At 2:25 we had a great view of the Meander River Valley, an
area so fertile it produces four crops in one year.
At 2:30 p.m. we went to a restaurant specializing in
mushrooms in Bagbasi, the Mantar Restaurant. Lunch was delicious! Herewith the
3 recipes:
Mushrooms with tomatoes:
In one tablespoon of olive oil, sauté
1 LB mushrooms, quartered (sauté until they become dry).
Sauté in olive oil:
1 onion, chopped
chopped tomatoes
chopped Italian pepper
Add the mushrooms, 1/2 tsp. cumin, salt and pepper.
Mushrooms with yogurt:
Cook mushrooms as above, add chopped garlic,
turn off stove and add red pepper. Serve with yogurt.
Mushrooms baked with Cheese:
In an earthenware plate, place larger mushrooms
covered with Cushar cheese (a cross between mozzarella
and gruyere) and bake uncovered until cheese browns.
We drove by the statue of the rooster in Denizli, a fast growing
city, known for weaving. Meli described the behavior of the nouveau riche in
Denizli and the citizens desire to genetically engineer a rooster that could
crow longer than any other in the world. Chamber of Commerce boosterism is not
limited to the U.S. with cities vying to build larger and larger sports stadia!

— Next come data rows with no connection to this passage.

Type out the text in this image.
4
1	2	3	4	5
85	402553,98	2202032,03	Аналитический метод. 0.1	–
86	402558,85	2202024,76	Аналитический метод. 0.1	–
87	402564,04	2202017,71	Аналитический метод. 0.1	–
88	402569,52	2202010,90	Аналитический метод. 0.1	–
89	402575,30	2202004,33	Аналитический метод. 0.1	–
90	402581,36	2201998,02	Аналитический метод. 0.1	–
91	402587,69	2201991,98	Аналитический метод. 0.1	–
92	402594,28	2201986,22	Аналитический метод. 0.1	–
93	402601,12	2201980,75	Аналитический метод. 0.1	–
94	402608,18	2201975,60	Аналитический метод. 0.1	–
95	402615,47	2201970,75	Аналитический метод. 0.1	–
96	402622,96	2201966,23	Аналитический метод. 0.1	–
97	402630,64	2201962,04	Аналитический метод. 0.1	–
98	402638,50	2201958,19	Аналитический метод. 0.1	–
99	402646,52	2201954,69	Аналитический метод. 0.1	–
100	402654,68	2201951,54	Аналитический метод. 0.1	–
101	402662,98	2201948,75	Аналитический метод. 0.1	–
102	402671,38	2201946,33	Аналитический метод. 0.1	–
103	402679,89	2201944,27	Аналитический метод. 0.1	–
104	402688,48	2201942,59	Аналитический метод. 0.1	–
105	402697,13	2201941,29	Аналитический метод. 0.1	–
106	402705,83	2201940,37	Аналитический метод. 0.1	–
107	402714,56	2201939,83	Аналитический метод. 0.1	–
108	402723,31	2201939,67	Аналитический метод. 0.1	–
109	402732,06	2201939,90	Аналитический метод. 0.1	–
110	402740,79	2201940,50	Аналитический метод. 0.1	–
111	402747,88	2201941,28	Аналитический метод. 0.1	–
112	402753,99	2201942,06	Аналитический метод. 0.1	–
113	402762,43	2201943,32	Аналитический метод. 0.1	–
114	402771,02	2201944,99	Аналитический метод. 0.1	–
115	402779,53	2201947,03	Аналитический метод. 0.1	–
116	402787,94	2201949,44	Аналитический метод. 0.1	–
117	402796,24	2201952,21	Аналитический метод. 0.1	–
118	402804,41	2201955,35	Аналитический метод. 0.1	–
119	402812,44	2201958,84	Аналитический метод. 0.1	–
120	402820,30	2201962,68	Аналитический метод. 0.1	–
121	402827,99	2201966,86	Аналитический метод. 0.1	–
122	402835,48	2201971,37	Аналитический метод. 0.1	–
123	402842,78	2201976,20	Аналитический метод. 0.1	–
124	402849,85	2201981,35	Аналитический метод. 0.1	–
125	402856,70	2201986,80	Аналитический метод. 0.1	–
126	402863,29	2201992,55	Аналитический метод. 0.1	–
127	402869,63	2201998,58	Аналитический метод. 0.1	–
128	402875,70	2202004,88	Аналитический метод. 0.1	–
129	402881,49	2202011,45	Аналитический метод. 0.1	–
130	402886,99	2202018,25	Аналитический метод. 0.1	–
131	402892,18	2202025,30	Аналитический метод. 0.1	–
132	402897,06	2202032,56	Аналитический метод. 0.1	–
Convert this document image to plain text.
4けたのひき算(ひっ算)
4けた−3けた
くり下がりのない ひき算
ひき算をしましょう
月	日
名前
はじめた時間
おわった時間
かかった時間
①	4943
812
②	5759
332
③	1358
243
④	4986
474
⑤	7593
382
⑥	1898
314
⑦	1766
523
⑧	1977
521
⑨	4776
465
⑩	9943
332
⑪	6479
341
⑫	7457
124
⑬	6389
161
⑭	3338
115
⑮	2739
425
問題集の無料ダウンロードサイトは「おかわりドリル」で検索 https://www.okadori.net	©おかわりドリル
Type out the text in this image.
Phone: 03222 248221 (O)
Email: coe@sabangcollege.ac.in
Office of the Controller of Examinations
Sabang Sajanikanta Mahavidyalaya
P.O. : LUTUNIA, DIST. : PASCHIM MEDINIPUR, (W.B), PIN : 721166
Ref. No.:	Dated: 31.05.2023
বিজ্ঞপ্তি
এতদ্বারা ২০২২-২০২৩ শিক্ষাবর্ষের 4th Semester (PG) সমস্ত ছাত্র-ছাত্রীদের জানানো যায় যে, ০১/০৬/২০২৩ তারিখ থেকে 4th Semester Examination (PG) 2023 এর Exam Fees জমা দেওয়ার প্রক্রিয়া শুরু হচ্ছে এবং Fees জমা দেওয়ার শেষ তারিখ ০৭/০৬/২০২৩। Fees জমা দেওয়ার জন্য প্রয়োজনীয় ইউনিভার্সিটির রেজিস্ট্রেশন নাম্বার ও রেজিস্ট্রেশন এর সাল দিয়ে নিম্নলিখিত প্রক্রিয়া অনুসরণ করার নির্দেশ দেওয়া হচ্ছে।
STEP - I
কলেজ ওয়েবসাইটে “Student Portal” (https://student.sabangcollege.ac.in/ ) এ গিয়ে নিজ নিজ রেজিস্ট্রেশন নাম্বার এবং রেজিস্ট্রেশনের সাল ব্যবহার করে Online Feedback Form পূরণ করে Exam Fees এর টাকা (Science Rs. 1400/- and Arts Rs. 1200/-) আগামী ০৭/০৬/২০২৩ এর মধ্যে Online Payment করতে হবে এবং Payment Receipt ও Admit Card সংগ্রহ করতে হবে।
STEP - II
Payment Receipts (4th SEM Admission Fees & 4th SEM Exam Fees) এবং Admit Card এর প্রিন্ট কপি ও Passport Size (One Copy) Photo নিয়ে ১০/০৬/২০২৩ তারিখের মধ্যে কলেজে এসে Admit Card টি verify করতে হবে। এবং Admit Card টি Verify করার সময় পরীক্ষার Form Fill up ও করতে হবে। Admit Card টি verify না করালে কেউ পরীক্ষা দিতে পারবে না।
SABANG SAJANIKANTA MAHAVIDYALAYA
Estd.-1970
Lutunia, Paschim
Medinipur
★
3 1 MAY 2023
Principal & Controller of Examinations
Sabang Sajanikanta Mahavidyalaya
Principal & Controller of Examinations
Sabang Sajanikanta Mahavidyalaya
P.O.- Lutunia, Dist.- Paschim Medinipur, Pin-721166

This curious obsession of the Denizli citizens had led to three immense statues
and many pictures of roosters all over the city. Meli told us the Greek myth of
the origin of the rooster (Apreo - Hephrastos - Aphrodite).
At 3:50 we checked into Yoruk Hotel, and at
5:00 p.m. boarded the bus for Pamukkale to walk in the pools. Pamukkale
means "cotton fortress."
Hieropolis is the largest necropolis excavated that was active
between early Hellenistic period and early Christianty. Grave diggers came to
Hieropolios before the archaeologists arrived, robbing many of the graves. The
necropolis is right by the city (this was anomalous for the famous). The
beautiful Roman theatre seats 12,000. Romans came to this beautiful place to
die. We returned to our hotel for dinner.